Mesmo com o brasileiro já acostumado ao modelo, o sistema privado estanca paulatinamente. A massa usuária não tem ultrapassado a casa dos 40 milhões de pessoas, pouco menos de um quarto da população. Isso permite entender que há um limite de adesão ao sistema privado, determinado pela fatia da renda que a população usuária está disposta a gastar com assistência à saúde.

Estudos do IBGE mostram que a diferença da participação das despesas com a assistência à saúde nos orçamentos familiares, entre brasileiros de maior e de menor renda, não é tão significativa quanto em outros itens de gastos e que não ultrapassa a 5,9% da renda familiar. Mas quando em foco o sistema de pré-pagamento para planos privados, as diferenças são acentuadas, com uma adesão mais expressiva nas faixas de rendas mais altas. Significa dizer que a população mais pobre prefere correr os riscos da não contratação do seguro, recorrer ao sistema público e gastar somente se absolutamente imprescindível, frente às restrições de seus orçamentos.
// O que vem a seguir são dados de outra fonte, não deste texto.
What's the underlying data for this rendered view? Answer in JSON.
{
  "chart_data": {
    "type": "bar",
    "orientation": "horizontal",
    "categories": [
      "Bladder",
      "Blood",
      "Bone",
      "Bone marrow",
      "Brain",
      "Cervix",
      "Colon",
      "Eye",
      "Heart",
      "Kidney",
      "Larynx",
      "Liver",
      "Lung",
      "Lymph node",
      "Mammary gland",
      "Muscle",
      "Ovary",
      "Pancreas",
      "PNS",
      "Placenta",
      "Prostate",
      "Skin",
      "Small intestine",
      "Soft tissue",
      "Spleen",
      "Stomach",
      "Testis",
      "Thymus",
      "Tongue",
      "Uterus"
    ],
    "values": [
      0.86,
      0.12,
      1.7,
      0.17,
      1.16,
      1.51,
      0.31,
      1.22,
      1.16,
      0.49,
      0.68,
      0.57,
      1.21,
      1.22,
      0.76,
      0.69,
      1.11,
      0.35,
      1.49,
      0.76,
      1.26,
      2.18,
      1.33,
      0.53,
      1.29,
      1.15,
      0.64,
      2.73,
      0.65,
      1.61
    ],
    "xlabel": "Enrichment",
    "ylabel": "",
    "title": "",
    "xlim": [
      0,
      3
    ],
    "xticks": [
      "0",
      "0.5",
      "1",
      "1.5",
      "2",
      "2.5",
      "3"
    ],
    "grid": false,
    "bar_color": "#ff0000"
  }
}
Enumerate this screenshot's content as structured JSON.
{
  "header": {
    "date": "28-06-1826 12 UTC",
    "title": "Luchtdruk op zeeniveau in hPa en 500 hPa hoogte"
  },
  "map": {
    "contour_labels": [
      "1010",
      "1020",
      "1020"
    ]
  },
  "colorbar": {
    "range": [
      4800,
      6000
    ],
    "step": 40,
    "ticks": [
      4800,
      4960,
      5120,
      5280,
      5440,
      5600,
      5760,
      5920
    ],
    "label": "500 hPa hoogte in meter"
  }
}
Mas, no final, acaba gastando um percentual de renda quase igual aos demais, para o que colabora o custo dos medicamentos. Assim, nossa população divide-se em dois grupos: 40 milhões de pessoas protegidas pelo sistema privado, e outras 130 milhões de pessoas à margem, dependentes dos recursos públicos.

Americanizado no conceito, nosso sistema tem um quadro de adesões que compromete a eficácia do modelo e a postura do Estado. O Centro Nacional de Estatísticas da Saúde dos Estados Unidos revelou que nos últimos dez anos a adesão de americanos ao sistema privado vem caindo, especialmente na população abaixo de 18 anos, em função do custo dos seguros. Mesmo assim, a participação da iniciativa privada na assistência à saúde, nos Estados Unidos, conta com uma adesão de 67% das pessoas, o que corresponde a uma população de cerca de 200 milhões de usuários, contra cerca de 55 milhões vinculados à assistência pública. A conclusão que se pode extrair é óbvia: a participação minoritária do sistema público norte-americano, no conjunto das ações, é compatível com o volume da população usuária, enquanto no Brasil o quadro é inverso.

A qualidade da assistência médica privada no Brasil tem padrões positivos que não permitem sensíveis reduções de custos como forma de incrementar a participação e adesão da população hoje excluída. Assim, não podemos esperar que 67% da população – como nos Estados Unidos – venha a ter acesso à assistência privada como resultado de preços mais acessíveis. A adesão norte-americana é conseqüência de um nível médio de renda per capita quatro vezes maior que a de cada brasileiro.

A evolução de nossos padrões assistenciais depende, limitadamente, de dois focos: maior investimento do Estado em assistência pública e aumento da renda familiar, ambos atrelados ao crescimento econômico. Sem isso, mesmo com o bate-pé dos órgãos de defesa de consumidores ou das associações médicas, o futuro de nosso modelo será cada vez mais sombrio.

Paulo Mente é economista e ex-presidente da Associação Brasileira dos Fundos de Pensão Fechados.